Wellness means I can run upstairs and down, think straight, have good humor and am pain free. After a Cryo landslide I’m an old man without the energy to roll off the couch to trudge to the kitchen to make a cup of tea. Pain accompanies every move. The Black Cloud of gloom/depression invades my head. I can barely hold a simple conversation, never mind a bit of banter. Panting for hours on end doesn’t help either. It also makes eating a chore.
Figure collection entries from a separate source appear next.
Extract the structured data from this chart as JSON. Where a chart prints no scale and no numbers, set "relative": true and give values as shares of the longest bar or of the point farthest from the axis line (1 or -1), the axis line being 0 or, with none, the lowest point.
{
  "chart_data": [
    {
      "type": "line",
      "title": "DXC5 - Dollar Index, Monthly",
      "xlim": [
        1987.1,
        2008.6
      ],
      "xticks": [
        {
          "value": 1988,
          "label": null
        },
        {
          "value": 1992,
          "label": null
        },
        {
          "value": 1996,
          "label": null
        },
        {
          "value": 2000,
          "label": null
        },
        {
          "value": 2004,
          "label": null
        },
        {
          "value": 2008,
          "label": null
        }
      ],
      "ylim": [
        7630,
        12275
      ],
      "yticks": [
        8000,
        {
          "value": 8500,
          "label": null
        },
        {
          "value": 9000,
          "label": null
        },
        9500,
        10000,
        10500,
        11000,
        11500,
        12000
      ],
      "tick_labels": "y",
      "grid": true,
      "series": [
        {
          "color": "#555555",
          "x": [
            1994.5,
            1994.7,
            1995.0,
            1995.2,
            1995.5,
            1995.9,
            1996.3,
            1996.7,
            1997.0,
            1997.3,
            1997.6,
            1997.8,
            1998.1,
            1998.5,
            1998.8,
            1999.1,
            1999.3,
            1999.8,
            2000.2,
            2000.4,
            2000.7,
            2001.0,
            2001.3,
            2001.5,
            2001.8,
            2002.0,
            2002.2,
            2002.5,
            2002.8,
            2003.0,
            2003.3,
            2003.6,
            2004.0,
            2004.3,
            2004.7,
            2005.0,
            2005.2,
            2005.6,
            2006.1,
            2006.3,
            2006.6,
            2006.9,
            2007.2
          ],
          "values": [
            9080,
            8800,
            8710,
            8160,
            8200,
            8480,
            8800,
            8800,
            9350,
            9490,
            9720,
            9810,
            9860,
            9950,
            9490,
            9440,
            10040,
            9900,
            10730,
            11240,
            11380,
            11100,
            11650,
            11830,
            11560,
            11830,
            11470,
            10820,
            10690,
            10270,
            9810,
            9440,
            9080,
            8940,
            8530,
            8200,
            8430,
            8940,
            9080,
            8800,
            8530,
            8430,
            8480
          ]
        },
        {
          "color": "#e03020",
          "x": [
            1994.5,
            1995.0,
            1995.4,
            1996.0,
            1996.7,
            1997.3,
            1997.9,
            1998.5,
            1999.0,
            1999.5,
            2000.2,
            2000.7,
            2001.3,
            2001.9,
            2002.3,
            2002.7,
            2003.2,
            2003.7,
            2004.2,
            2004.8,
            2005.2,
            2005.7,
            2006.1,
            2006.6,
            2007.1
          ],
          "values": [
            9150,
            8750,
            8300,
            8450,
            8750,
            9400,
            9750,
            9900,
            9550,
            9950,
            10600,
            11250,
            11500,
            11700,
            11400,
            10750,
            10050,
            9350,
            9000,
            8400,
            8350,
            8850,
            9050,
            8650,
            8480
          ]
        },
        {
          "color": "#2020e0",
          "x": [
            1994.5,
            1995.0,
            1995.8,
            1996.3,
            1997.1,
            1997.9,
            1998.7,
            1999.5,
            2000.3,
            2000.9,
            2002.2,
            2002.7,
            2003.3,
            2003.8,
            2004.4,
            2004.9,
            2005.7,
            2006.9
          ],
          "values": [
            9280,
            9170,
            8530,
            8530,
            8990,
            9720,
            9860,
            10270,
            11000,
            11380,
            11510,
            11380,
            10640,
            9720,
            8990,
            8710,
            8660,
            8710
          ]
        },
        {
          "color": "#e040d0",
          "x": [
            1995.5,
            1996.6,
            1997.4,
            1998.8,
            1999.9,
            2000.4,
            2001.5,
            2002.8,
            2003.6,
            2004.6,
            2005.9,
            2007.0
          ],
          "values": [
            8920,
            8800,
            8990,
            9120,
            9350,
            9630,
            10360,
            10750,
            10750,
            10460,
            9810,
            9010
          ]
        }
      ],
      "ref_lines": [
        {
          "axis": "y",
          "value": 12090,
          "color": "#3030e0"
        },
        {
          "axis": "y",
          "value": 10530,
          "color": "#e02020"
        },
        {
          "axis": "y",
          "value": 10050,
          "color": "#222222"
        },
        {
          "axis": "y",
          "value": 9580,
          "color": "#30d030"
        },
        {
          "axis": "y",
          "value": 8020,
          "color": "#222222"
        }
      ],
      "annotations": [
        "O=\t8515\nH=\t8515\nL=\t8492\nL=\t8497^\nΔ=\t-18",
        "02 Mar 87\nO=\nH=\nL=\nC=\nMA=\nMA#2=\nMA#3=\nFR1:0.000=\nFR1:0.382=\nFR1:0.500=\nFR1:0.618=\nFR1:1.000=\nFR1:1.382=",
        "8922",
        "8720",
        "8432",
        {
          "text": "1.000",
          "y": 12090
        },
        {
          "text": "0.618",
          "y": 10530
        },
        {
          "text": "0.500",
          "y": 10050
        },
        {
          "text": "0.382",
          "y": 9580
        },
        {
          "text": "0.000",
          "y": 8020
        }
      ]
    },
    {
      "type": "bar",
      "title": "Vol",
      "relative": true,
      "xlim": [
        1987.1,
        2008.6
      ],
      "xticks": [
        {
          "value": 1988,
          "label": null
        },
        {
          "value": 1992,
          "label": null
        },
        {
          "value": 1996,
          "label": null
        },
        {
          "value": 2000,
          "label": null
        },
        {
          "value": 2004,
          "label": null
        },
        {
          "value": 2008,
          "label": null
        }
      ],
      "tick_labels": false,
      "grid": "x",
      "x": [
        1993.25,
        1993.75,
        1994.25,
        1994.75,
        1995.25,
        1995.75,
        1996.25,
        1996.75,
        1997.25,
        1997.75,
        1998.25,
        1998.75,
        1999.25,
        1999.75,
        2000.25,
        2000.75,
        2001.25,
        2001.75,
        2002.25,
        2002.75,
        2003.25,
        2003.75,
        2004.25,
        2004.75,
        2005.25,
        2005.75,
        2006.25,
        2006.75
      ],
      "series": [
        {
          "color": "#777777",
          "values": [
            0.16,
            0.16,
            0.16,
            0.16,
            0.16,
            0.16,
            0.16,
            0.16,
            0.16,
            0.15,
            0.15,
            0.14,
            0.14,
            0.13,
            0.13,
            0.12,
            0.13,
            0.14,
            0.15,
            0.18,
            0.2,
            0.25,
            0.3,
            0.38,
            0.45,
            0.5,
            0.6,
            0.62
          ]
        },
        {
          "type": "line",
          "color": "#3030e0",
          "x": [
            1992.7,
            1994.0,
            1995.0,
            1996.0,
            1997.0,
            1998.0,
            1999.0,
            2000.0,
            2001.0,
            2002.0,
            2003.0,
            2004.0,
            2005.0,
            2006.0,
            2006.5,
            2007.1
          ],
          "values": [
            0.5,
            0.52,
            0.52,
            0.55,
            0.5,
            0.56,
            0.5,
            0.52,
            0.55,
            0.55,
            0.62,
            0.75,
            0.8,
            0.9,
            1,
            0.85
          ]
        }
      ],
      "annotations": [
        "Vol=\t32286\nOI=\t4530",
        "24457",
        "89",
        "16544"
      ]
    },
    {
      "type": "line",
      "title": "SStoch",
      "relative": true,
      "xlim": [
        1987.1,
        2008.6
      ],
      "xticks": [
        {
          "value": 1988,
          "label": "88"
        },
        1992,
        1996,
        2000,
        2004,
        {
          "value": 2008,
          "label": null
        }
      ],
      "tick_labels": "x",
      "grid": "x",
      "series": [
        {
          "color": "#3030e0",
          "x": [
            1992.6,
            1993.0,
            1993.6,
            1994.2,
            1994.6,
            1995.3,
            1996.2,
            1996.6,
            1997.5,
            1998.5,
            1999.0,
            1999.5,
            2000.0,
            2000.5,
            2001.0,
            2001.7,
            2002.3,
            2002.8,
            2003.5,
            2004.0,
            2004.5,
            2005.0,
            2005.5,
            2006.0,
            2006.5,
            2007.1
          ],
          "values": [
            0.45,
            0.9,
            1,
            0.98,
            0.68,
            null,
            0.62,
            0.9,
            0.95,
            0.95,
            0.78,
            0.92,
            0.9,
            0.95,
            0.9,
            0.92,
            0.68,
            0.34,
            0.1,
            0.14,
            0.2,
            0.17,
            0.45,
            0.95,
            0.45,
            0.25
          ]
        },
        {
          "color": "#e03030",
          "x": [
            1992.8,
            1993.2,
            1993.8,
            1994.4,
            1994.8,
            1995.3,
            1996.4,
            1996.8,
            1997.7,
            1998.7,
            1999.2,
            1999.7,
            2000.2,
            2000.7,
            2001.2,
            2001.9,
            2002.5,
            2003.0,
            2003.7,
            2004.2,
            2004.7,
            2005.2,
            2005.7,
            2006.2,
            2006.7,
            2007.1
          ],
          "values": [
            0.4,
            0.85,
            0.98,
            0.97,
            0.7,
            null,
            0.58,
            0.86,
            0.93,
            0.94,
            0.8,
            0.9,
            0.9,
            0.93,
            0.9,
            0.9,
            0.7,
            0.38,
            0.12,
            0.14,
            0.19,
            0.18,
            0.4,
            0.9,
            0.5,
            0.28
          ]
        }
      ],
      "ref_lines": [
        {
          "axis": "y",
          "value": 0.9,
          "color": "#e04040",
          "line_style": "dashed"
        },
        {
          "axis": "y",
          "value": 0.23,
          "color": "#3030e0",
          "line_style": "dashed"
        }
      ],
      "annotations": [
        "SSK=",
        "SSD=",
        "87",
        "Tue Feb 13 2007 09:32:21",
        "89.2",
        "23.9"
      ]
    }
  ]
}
So I make like an Inuit. Not in furs but certainly with enough layers, head to foot, to keep any chill or draught out. With extra precautions like blankets, scarfs, gloves etc available for emergencies. And I’m always aware of my environment. I balance the probable impact of being outdoors against necessity to be outdoors. But mostly my best survival tactic is ‘Attention to Prevention’. Hoping for a medical solution is valid. Self maintenance is immediate. And much more rewarding than blindly grinding on between Dr. appointments!

Cryo and Arthritis

Cryo & arthritus

Cryoglobulinemia can cause arthralgia (arthritis-like symptoms), less frequently cryoglobulinemia can cause arthritis which is difficult to distinguish from rheumatoid arthritis This includes the erosive form of rheumatoid arthritis. Just like rheumatoid arthritis, the arthritis caused by cryoglobulinemia requires that rheumatoid factor be present. If you have type II or type III cryoglobulinemia , you are positive for RF, guaranteed… This kind of arthritis differs from the simple arthralgia that some people with cryo experience in that it is always symmetrical (both left and right side joints affected), commonly worse in the morning, and will improve , as the day progresses allowing stiff, sore joints to loosen up a bit. In general terms arthralgia involves joint pain, but not inflammation of the joints. Rheumatoid arthritis involves both pain and inflammation in the joints. Lastly, some people with cryo actually have rheumatoid arthritis AND cryo at the same time! Either way, if you have the arthritis, you can have joint inflammation and a risk for joint damage. You need to talk to your doctor about it. Sometimes milder cases of RA can be treated with aspirin or NSAIDs such as advil or naproxen sodium. In general, forcing the cryo back into remission with steroids or immunosuppressants will also force the arthritis to remit…. but once the joints are damaged, the damage is done and there is no remission from that.

Just remember, that joint pain without swelling, is not likely a significant amount of inflammation. If you are having trouble with RA, then you will most likely have pain, stiffness AND swelling from the inflammation. I have had my ankles and feet affected so badly that I could not get my shoes on. Same deal with my knees, but I don’t put shoes on my knees… tongue emoticon It is always symmetrical, that means that if one knee is hurting, swollen and inflamed, the other knee will be much the same. As far as hands and fingers go, I have problems there too, only one clue that it is RA is that the very last joint toward the end of your fingers is never affected. Basically the symptoms of arthritis caused by cryoglobulinemia are identical to those caused by rheumatoid arthritis.. so I guess we call call it “RA”, even though we might not have RA at all… but then there are some of us who do!